The 1-is-8 Builders.
|Group builds an enlarged shape by re-enacting the initial construction with larger constituent cubes.|
This strategy seemed to emerge from groups with more complicated arrangements. In order to double every dimension, they dissected their original shape into the constituent cubes and doubled each of their dimensions. It wasn’t long until the news spread around the room that one cube just becomes eight cubes (a fact that led perfectly into the discussion of volume scale factor). The new, enlarged shapes were then built in an identical fashion as the originals, by constructing new, larger cubes in groups of eight, and then attaching them together.
The Partial Doublers.
|A “camel” shape is partially doubled.|
|A “stairs” shape is partially doubled.|
The Dimension Doublers.
|Group builds new, enlarged shape by doubling every edge of the original shape.|
These groups did not dissect their original shape, but counted (and often recorded) each dimension. Then they simply doubled each number and re-constructed a shape based on the new blueprint with little reference to the original shape. This abstraction resulted in accurate enlargements.
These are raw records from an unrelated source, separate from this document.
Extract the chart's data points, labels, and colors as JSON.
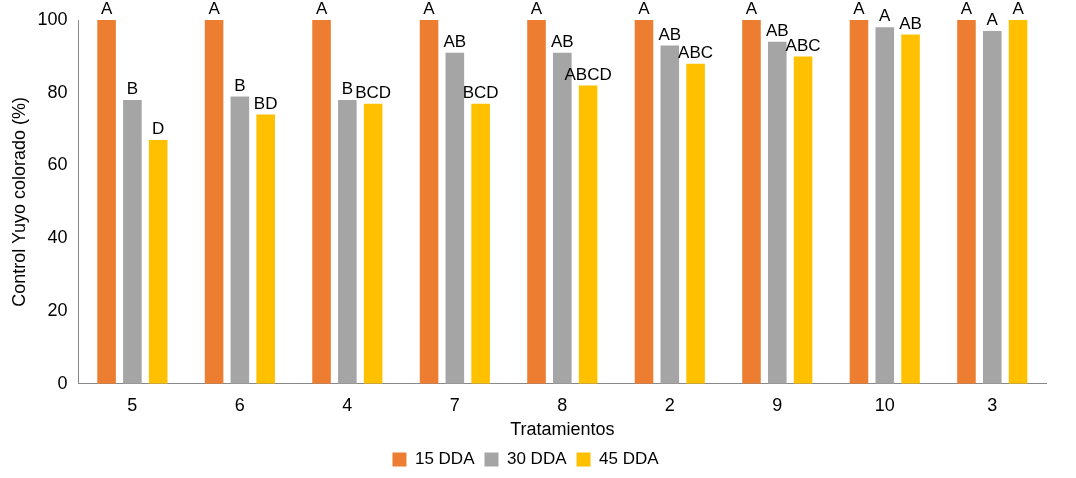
{
  "chart_data": {
    "type": "bar",
    "xlabel": "Tratamientos",
    "ylabel": "Control Yuyo colorado (%)",
    "categories": [
      "5",
      "6",
      "4",
      "7",
      "8",
      "2",
      "9",
      "10",
      "3"
    ],
    "series": [
      {
        "name": "15 DDA",
        "color": "#ed7d31",
        "values": [
          100,
          100,
          100,
          100,
          100,
          100,
          100,
          100,
          100
        ],
        "value_labels": [
          "A",
          "A",
          "A",
          "A",
          "A",
          "A",
          "A",
          "A",
          "A"
        ]
      },
      {
        "name": "30 DDA",
        "color": "#a5a5a5",
        "values": [
          78,
          79,
          78,
          91,
          91,
          93,
          94,
          98,
          97
        ],
        "value_labels": [
          "B",
          "B",
          "B",
          "AB",
          "AB",
          "AB",
          "AB",
          "A",
          "A"
        ]
      },
      {
        "name": "45 DDA",
        "color": "#ffc000",
        "values": [
          67,
          74,
          77,
          77,
          82,
          88,
          90,
          96,
          100
        ],
        "value_labels": [
          "D",
          "BD",
          "BCD",
          "BCD",
          "ABCD",
          "ABC",
          "ABC",
          "AB",
          "A"
        ]
      }
    ],
    "ylim": [
      0,
      100
    ],
    "yticks": [
      0,
      20,
      40,
      60,
      80,
      100
    ],
    "grid": false,
    "legend": "bottom"
  }
}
When I envisioned the activity, I thought I would spend most of the time focusing on the results of the doubling, but the conversation regarding the various strategies was too irresistible to ignore. After I had groups describe how they went about completing the task, I asked them all to calculate the surface area and volume of the new, enlarged shape. We created a table at the front of the room to record the results of the constructions.
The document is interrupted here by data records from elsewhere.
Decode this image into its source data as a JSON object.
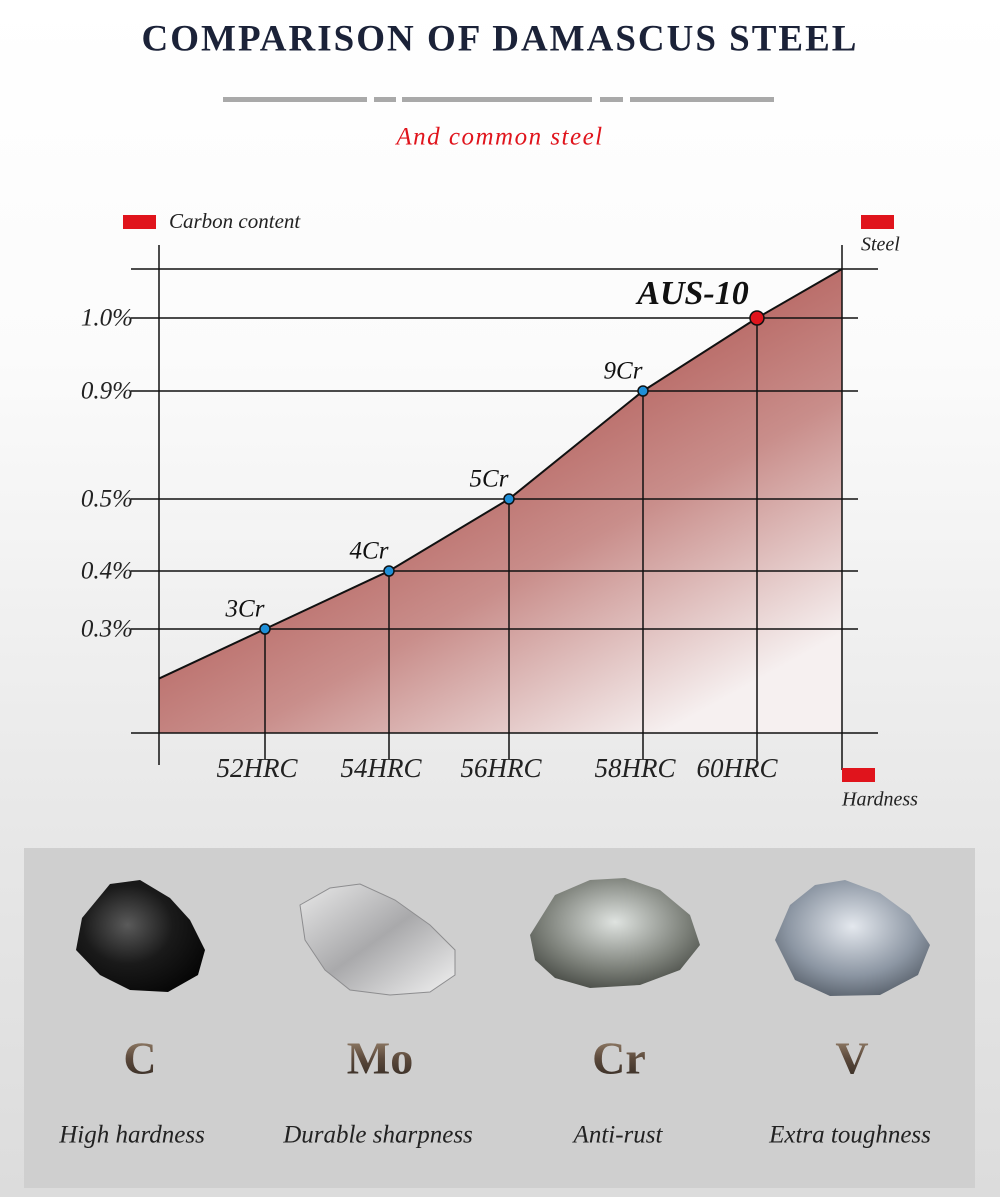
{
  "chart_data": {
    "type": "line",
    "title": "COMPARISON OF DAMASCUS STEEL",
    "subtitle": "And common steel",
    "y_label": "Carbon content",
    "series_label": "Steel",
    "x_label": "Hardness",
    "categories": [
      "52HRC",
      "54HRC",
      "56HRC",
      "58HRC",
      "60HRC"
    ],
    "values": [
      0.3,
      0.4,
      0.5,
      0.9,
      1.0
    ],
    "point_labels": [
      "3Cr",
      "4Cr",
      "5Cr",
      "9Cr",
      "AUS-10"
    ],
    "color": "#1e8fd8",
    "highlight_color": "#e0141c",
    "yticks": [
      {
        "value": 0.3,
        "label": "0.3%"
      },
      {
        "value": 0.4,
        "label": "0.4%"
      },
      {
        "value": 0.5,
        "label": "0.5%"
      },
      {
        "value": 0.9,
        "label": "0.9%"
      },
      {
        "value": 1.0,
        "label": "1.0%"
      }
    ],
    "grid": true
  },
  "elements": [
    {
      "symbol": "C",
      "description": "High hardness"
    },
    {
      "symbol": "Mo",
      "description": "Durable sharpness"
    },
    {
      "symbol": "Cr",
      "description": "Anti-rust"
    },
    {
      "symbol": "V",
      "description": "Extra toughness"
    }
  ]
}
I then collected the results from the groups. As we went along, each response was recorded without judgement from me. There were times when the emerging pattern fell through and students alerted me to this fact. I would ask for clarification, place a “?” next to the entries in question, and ask the groups to double check their calculations. By the time the last few groups were offering their values, they had become completely predictable.
The best part about the activity was that students could not believe the size of the new shape after just doubling. They passed them around the group as if to feel the sheer weight of such a small dimensional scale factor. One student commented, “Imagine if we would have tripled the length!”
Opportunity knocks, so you open the door. We spent some time predicting what would happen to the surface area and volume if we tripled each dimension. These were exactly the types of conversations I had hoped to trigger. When I do this again, I think I will have some type of sticker that I will ask groups to use to “count” the surface area. I feel like we spent a lot of time experiencing how much greater the volume grows, but glossed over the growth of the surface area. Having them place a sticker on each face might begin to build an appreciation for the growing surface area as well.
To reiterate, this idea is not new, nor mine. I would credit it to two things. First, the incessant joy Alex Overwijk gets from playing with linking cubes. (I am often jealous of the uses he finds for them). Second, the recognition that great thinking can emerge from modest tasks and problems, and it is the ability to remain sensitive for those opportunities that can create powerful learning experiences from meager beginnings.